What you actually have is not change you can believe in. What you have is the fourth act of the Bush-Obama spend more plan. [Vice President Joe] Biden voted for all three of the first spending plans. The stimulus which failed in the spring. The housing bailout which failed in the summer. The Wall Street bailout which failed in the fall. Now we’re going to get bailout number four and then on Tuesday we’re going to be told that we’re on the hook for some $2 to 4 trillion dollars, cleverly done through the Fed, but $2 to 4 trillion additional dollars on top of everything else.

Newt is exactly right except for one thing: he left out bailout number six which the New York Times reports “is not expected to” be announced “for days” and “involves spending billions of dollars more to prevent home foreclosures.” And this is just what Bush-Obama will have done to us over the past twelve months. As Newsweek details this week, our country has been drifting towards socialism for some time:

Bush brought the Age of Reagan to a close … it was, again, under a conservative GOP administration that we enacted the largest expansion of the welfare state in 30 years: prescription drugs for the elderly. … A decade ago U.S. government spending was 34.3 percent of GDP, compared with 48.2 percent in the euro zone—a roughly 14-point gap, according to the Organization for Economic Cooperation and Development. In 2010 U.S. spending is expected to be 39.9 percent of GDP, compared with 47.1 percent in the euro zone—a gap of less than 8 points. As entitlement spending rises over the next decade, we will become even more French.

Is this really what Americans voted for in November? To become more French? That sure is not how Obama campaigned.
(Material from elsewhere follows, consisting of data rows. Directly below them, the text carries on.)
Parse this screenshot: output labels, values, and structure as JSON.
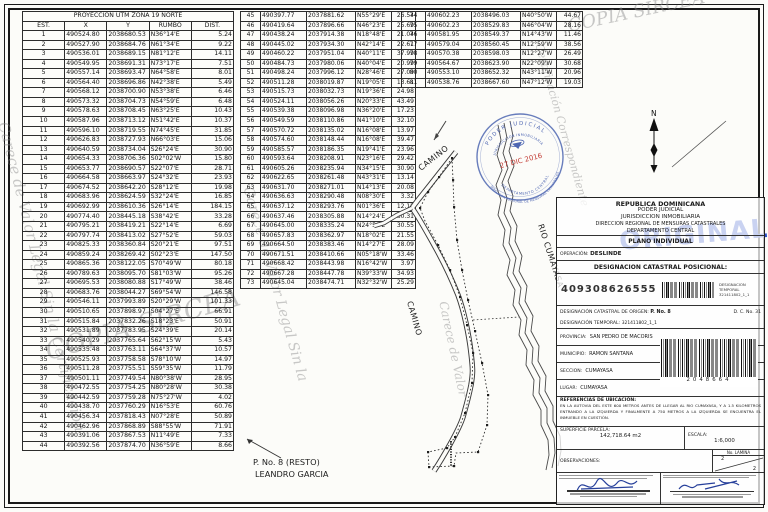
{
  "header": {
    "title": "PROYECCION UTM ZONA 19 NORTE",
    "columns": [
      "EST.",
      "X",
      "Y",
      "RUMBO",
      "DIST."
    ]
  },
  "tables": {
    "t1": [
      [
        "1",
        "490524.80",
        "2038680.53",
        "N36°14'E",
        "5.24"
      ],
      [
        "2",
        "490527.90",
        "2038684.76",
        "N61°34'E",
        "9.22"
      ],
      [
        "3",
        "490536.01",
        "2038689.15",
        "N81°12'E",
        "14.11"
      ],
      [
        "4",
        "490549.95",
        "2038691.31",
        "N73°17'E",
        "7.51"
      ],
      [
        "5",
        "490557.14",
        "2038693.47",
        "N64°58'E",
        "8.01"
      ],
      [
        "6",
        "490564.40",
        "2038696.86",
        "N42°38'E",
        "5.49"
      ],
      [
        "7",
        "490568.12",
        "2038700.90",
        "N53°38'E",
        "6.46"
      ],
      [
        "8",
        "490573.32",
        "2038704.73",
        "N54°59'E",
        "6.48"
      ],
      [
        "9",
        "490578.63",
        "2038708.45",
        "N63°25'E",
        "10.43"
      ],
      [
        "10",
        "490587.96",
        "2038713.12",
        "N51°42'E",
        "10.37"
      ],
      [
        "11",
        "490596.10",
        "2038719.55",
        "N74°45'E",
        "31.85"
      ],
      [
        "12",
        "490626.83",
        "2038727.93",
        "N66°03'E",
        "15.06"
      ],
      [
        "13",
        "490640.59",
        "2038734.04",
        "S26°24'E",
        "30.90"
      ],
      [
        "14",
        "490654.33",
        "2038706.36",
        "S02°02'W",
        "15.80"
      ],
      [
        "15",
        "490653.77",
        "2038690.57",
        "S22°07'E",
        "28.71"
      ],
      [
        "16",
        "490664.58",
        "2038663.97",
        "S24°32'E",
        "23.93"
      ],
      [
        "17",
        "490674.52",
        "2038642.20",
        "S28°12'E",
        "19.98"
      ],
      [
        "18",
        "490683.96",
        "2038624.59",
        "S32°24'E",
        "16.85"
      ],
      [
        "19",
        "490692.99",
        "2038610.36",
        "S26°14'E",
        "184.15"
      ],
      [
        "20",
        "490774.40",
        "2038445.18",
        "S38°42'E",
        "33.28"
      ],
      [
        "21",
        "490795.21",
        "2038419.21",
        "S22°14'E",
        "6.69"
      ],
      [
        "22",
        "490797.74",
        "2038413.02",
        "S27°52'E",
        "59.03"
      ],
      [
        "23",
        "490825.33",
        "2038360.84",
        "S20°21'E",
        "97.51"
      ],
      [
        "24",
        "490859.24",
        "2038269.42",
        "S02°23'E",
        "147.50"
      ],
      [
        "25",
        "490865.36",
        "2038122.05",
        "S70°49'W",
        "80.18"
      ],
      [
        "26",
        "490789.63",
        "2038095.70",
        "S81°03'W",
        "95.26"
      ],
      [
        "27",
        "490695.53",
        "2038080.88",
        "S17°49'W",
        "38.46"
      ],
      [
        "28",
        "490683.76",
        "2038044.27",
        "S69°54'W",
        "146.58"
      ],
      [
        "29",
        "490546.11",
        "2037993.89",
        "S20°29'W",
        "101.33"
      ],
      [
        "30",
        "490510.65",
        "2037898.97",
        "S04°27'E",
        "66.91"
      ],
      [
        "31",
        "490515.84",
        "2037832.26",
        "S18°23'E",
        "50.91"
      ],
      [
        "32",
        "490531.89",
        "2037783.95",
        "S24°39'E",
        "20.14"
      ],
      [
        "33",
        "490540.29",
        "2037765.64",
        "S62°15'W",
        "5.43"
      ],
      [
        "34",
        "490535.48",
        "2037763.11",
        "S64°37'W",
        "10.57"
      ],
      [
        "35",
        "490525.93",
        "2037758.58",
        "S78°10'W",
        "14.97"
      ],
      [
        "36",
        "490511.28",
        "2037755.51",
        "S59°35'W",
        "11.79"
      ],
      [
        "37",
        "490501.11",
        "2037749.54",
        "N80°38'W",
        "28.95"
      ],
      [
        "38",
        "490472.55",
        "2037754.25",
        "N80°28'W",
        "30.38"
      ],
      [
        "39",
        "490442.59",
        "2037759.28",
        "N75°27'W",
        "4.02"
      ],
      [
        "40",
        "490438.70",
        "2037760.29",
        "N16°53'E",
        "60.76"
      ],
      [
        "41",
        "490456.34",
        "2037818.43",
        "N07°28'E",
        "50.89"
      ],
      [
        "42",
        "490462.96",
        "2037868.89",
        "S88°55'W",
        "71.91"
      ],
      [
        "43",
        "490391.06",
        "2037867.53",
        "N11°49'E",
        "7.33"
      ],
      [
        "44",
        "490392.56",
        "2037874.70",
        "N36°59'E",
        "8.66"
      ]
    ],
    "t2": [
      [
        "45",
        "490397.77",
        "2037881.62",
        "N55°29'E",
        "26.54"
      ],
      [
        "46",
        "490419.64",
        "2037896.66",
        "N46°23'E",
        "25.69"
      ],
      [
        "47",
        "490438.24",
        "2037914.38",
        "N18°48'E",
        "21.04"
      ],
      [
        "48",
        "490445.02",
        "2037934.30",
        "N42°14'E",
        "22.61"
      ],
      [
        "49",
        "490460.22",
        "2037951.04",
        "N40°11'E",
        "37.99"
      ],
      [
        "50",
        "490484.73",
        "2037980.06",
        "N40°04'E",
        "20.99"
      ],
      [
        "51",
        "490498.24",
        "2037996.12",
        "N28°46'E",
        "27.09"
      ],
      [
        "52",
        "490511.28",
        "2038019.87",
        "N19°05'E",
        "13.61"
      ],
      [
        "53",
        "490515.73",
        "2038032.73",
        "N19°36'E",
        "24.98"
      ],
      [
        "54",
        "490524.11",
        "2038056.26",
        "N20°33'E",
        "43.49"
      ],
      [
        "55",
        "490539.38",
        "2038096.98",
        "N36°20'E",
        "17.23"
      ],
      [
        "56",
        "490549.59",
        "2038110.86",
        "N41°10'E",
        "32.10"
      ],
      [
        "57",
        "490570.72",
        "2038135.02",
        "N16°08'E",
        "13.97"
      ],
      [
        "58",
        "490574.60",
        "2038148.44",
        "N16°08'E",
        "39.47"
      ],
      [
        "59",
        "490585.57",
        "2038186.35",
        "N19°41'E",
        "23.96"
      ],
      [
        "60",
        "490593.64",
        "2038208.91",
        "N23°16'E",
        "29.42"
      ],
      [
        "61",
        "490605.26",
        "2038235.94",
        "N34°15'E",
        "30.90"
      ],
      [
        "62",
        "490622.65",
        "2038261.48",
        "N43°31'E",
        "13.14"
      ],
      [
        "63",
        "490631.70",
        "2038271.01",
        "N14°13'E",
        "20.08"
      ],
      [
        "64",
        "490636.63",
        "2038290.48",
        "N08°30'E",
        "3.32"
      ],
      [
        "65",
        "490637.12",
        "2038293.76",
        "N01°36'E",
        "12.12"
      ],
      [
        "66",
        "490637.46",
        "2038305.88",
        "N14°24'E",
        "30.31"
      ],
      [
        "67",
        "490645.00",
        "2038335.24",
        "N24°50'E",
        "30.55"
      ],
      [
        "68",
        "490657.83",
        "2038362.97",
        "N18°02'E",
        "21.55"
      ],
      [
        "69",
        "490664.50",
        "2038383.46",
        "N14°27'E",
        "28.09"
      ],
      [
        "70",
        "490671.51",
        "2038410.66",
        "N05°18'W",
        "33.46"
      ],
      [
        "71",
        "490668.42",
        "2038443.98",
        "N16°42'W",
        "3.97"
      ],
      [
        "72",
        "490667.28",
        "2038447.78",
        "N39°33'W",
        "34.93"
      ],
      [
        "73",
        "490645.04",
        "2038474.71",
        "N32°32'W",
        "25.29"
      ]
    ],
    "t3": [
      [
        "74",
        "490602.23",
        "2038496.03",
        "N40°50'W",
        "44.67"
      ],
      [
        "75",
        "490602.23",
        "2038529.83",
        "N46°04'W",
        "28.16"
      ],
      [
        "76",
        "490581.95",
        "2038549.37",
        "N14°43'W",
        "11.46"
      ],
      [
        "77",
        "490579.04",
        "2038560.45",
        "N12°59'W",
        "38.56"
      ],
      [
        "78",
        "490570.38",
        "2038598.03",
        "N12°27'W",
        "26.49"
      ],
      [
        "79",
        "490564.67",
        "2038623.90",
        "N22°09'W",
        "30.68"
      ],
      [
        "80",
        "490553.10",
        "2038652.32",
        "N43°11'W",
        "20.96"
      ],
      [
        "81",
        "490538.76",
        "2038667.60",
        "N47°12'W",
        "19.03"
      ]
    ]
  },
  "map": {
    "north_label": "N",
    "labels": {
      "camino_top": "CAMINO",
      "camino_side": "CAMINO",
      "rio": "RIO CUMAYASA",
      "parcel_line1": "P. No. 8 (RESTO)",
      "parcel_line2": "LEANDRO GARCIA"
    },
    "stamp": {
      "arc_top": "PODER JUDICIAL",
      "arc_inner": "JURISDICCION INMOBILIARIA",
      "date": "27 DIC 2016",
      "arc_bottom1": "DEPARTAMENTO CENTRAL",
      "arc_bottom2": "DIRECCION REGIONAL DE MENSURAS CATASTRALES",
      "ring_color": "#4e66b2",
      "date_color": "#c23b34"
    }
  },
  "original_stamp": {
    "text": "ORIGINAL",
    "color": "#2b4ec5"
  },
  "watermarks": {
    "copia": "COPIA SIRCEA",
    "carece1": "Carece de Valor Legal Sin la Certificación",
    "carece2": "Certificación Correspondiente",
    "carece3": "Carece de Valor Legal Sin la",
    "carece4": "Carece de Valor"
  },
  "titleblock": {
    "line1": "REPUBLICA DOMINICANA",
    "line2": "PODER JUDICIAL",
    "line3": "JURISDICCION INMOBILIARIA",
    "line4": "DIRECCION REGIONAL DE MENSURAS CATASTRALES",
    "line5": "DEPARTAMENTO CENTRAL",
    "plano": "PLANO INDIVIDUAL",
    "operacion_label": "OPERACIÓN:",
    "operacion_value": "DESLINDE",
    "desig_pos_label": "DESIGNACION CATASTRAL POSICIONAL:",
    "desig_pos_value": "409308626555",
    "desig_temp_small_label": "DESIGNACION TEMPORAL",
    "desig_temp_small_value": "321411802_1_1",
    "origen_label": "DESIGNACIÓN CATASTRAL DE ORIGEN:",
    "origen_value": "P. No. 8",
    "dc": "D. C. No. 31",
    "temporal_label": "DESIGNACIÓN TEMPORAL:",
    "temporal_value": "321411802_1_1",
    "provincia_label": "PROVINCIA:",
    "provincia_value": "SAN PEDRO DE MACORIS",
    "municipio_label": "MUNICIPIO:",
    "municipio_value": "RAMON SANTANA",
    "seccion_label": "SECCION:",
    "seccion_value": "CUMAYASA",
    "lugar_label": "LUGAR:",
    "lugar_value": "CUMAYASA",
    "barcode_number": "2048664",
    "referencias_label": "REFERENCIAS DE UBICACIÓN:",
    "referencias_text": "EN LA AUTOVIA DEL ESTE 600 METROS ANTES DE LLEGAR AL RIO CUMAYASA, Y A 1.5 KILOMETROS ENTRANDO A LA IZQUIERDA Y FINALMENTE A 750 METROS A LA IZQUIERDA SE ENCUENTRA EL INMUEBLE EN CUESTIÓN.",
    "superficie_label": "SUPERFICIE PARCELA:",
    "superficie_value": "142,718.64 m2",
    "escala_label": "ESCALA:",
    "escala_value": "1:6,000",
    "observaciones_label": "OBSERVACIONES:",
    "lamina_label": "No. LAMINA",
    "lamina_top": "2",
    "lamina_bottom": "2"
  }
}
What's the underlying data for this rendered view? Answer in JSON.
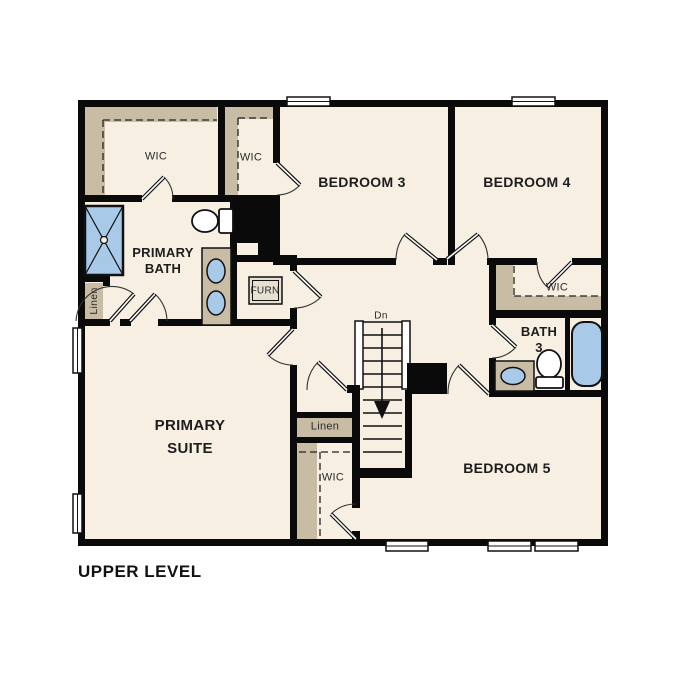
{
  "page": {
    "title": "UPPER LEVEL"
  },
  "colors": {
    "page_bg": "#ffffff",
    "floor": "#f6efe2",
    "shelf_tan": "#c8bca4",
    "fixture_blue": "#a8cae8",
    "wall_black": "#0a0a0a",
    "furnace_fill": "#e6e0d2",
    "text": "#1d1d1d"
  },
  "rooms": {
    "bedroom_3": {
      "label": "BEDROOM 3"
    },
    "bedroom_4": {
      "label": "BEDROOM 4"
    },
    "bedroom_5": {
      "label": "BEDROOM 5"
    },
    "primary_suite": {
      "line1": "PRIMARY",
      "line2": "SUITE"
    },
    "primary_bath": {
      "line1": "PRIMARY",
      "line2": "BATH"
    },
    "bath_3": {
      "line1": "BATH",
      "line2": "3"
    },
    "wic_primary": {
      "label": "WIC"
    },
    "wic_bedroom_3": {
      "label": "WIC"
    },
    "wic_bedroom_4": {
      "label": "WIC"
    },
    "wic_bedroom_5": {
      "label": "WIC"
    },
    "linen_primary_bath": {
      "label": "Linen"
    },
    "linen_hall": {
      "label": "Linen"
    },
    "furnace_closet": {
      "label": "FURN"
    },
    "stairs": {
      "down_label": "Dn"
    }
  }
}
National Review‘s Rich Lowry writes:

Obama didn’t campaign on a sprawling, nearly $1 trillion new spending plan. … The president should read the transcript of the third presidential debate. He claimed his program represented “a net spending cut.” He called himself “a strong proponent of pay-as-you-go. Every dollar that I’ve proposed, I’ve proposed an additional cut so that it matches.” Now, circumstances change, and no president can adhere to every jot and tittle from his campaign, but the “I won” argument only works if the campaign program matches the governing program.

Obama seems to realize this. That is why he is venturing out to Indiana and Florida this week to try and sell his plan to the American people. But the American people are skeptical and they should ask the President tough questions. They should ask how Obama can guarantee that the trillions of borrowed dollars will not be wasted when every government report says the unprecedented expansion of government spending in his plan will do just that. They should ask how any of his past claims to reduce government spending can be credible when his plan is a Welfare Spendathon that will permanently increase the welfare state by hundreds of billions of dollars every year. Most importantly, since it was borrowing and spending that got us into this mess, Obama must explain how borrowing and spending can possibly hope to get us out of it.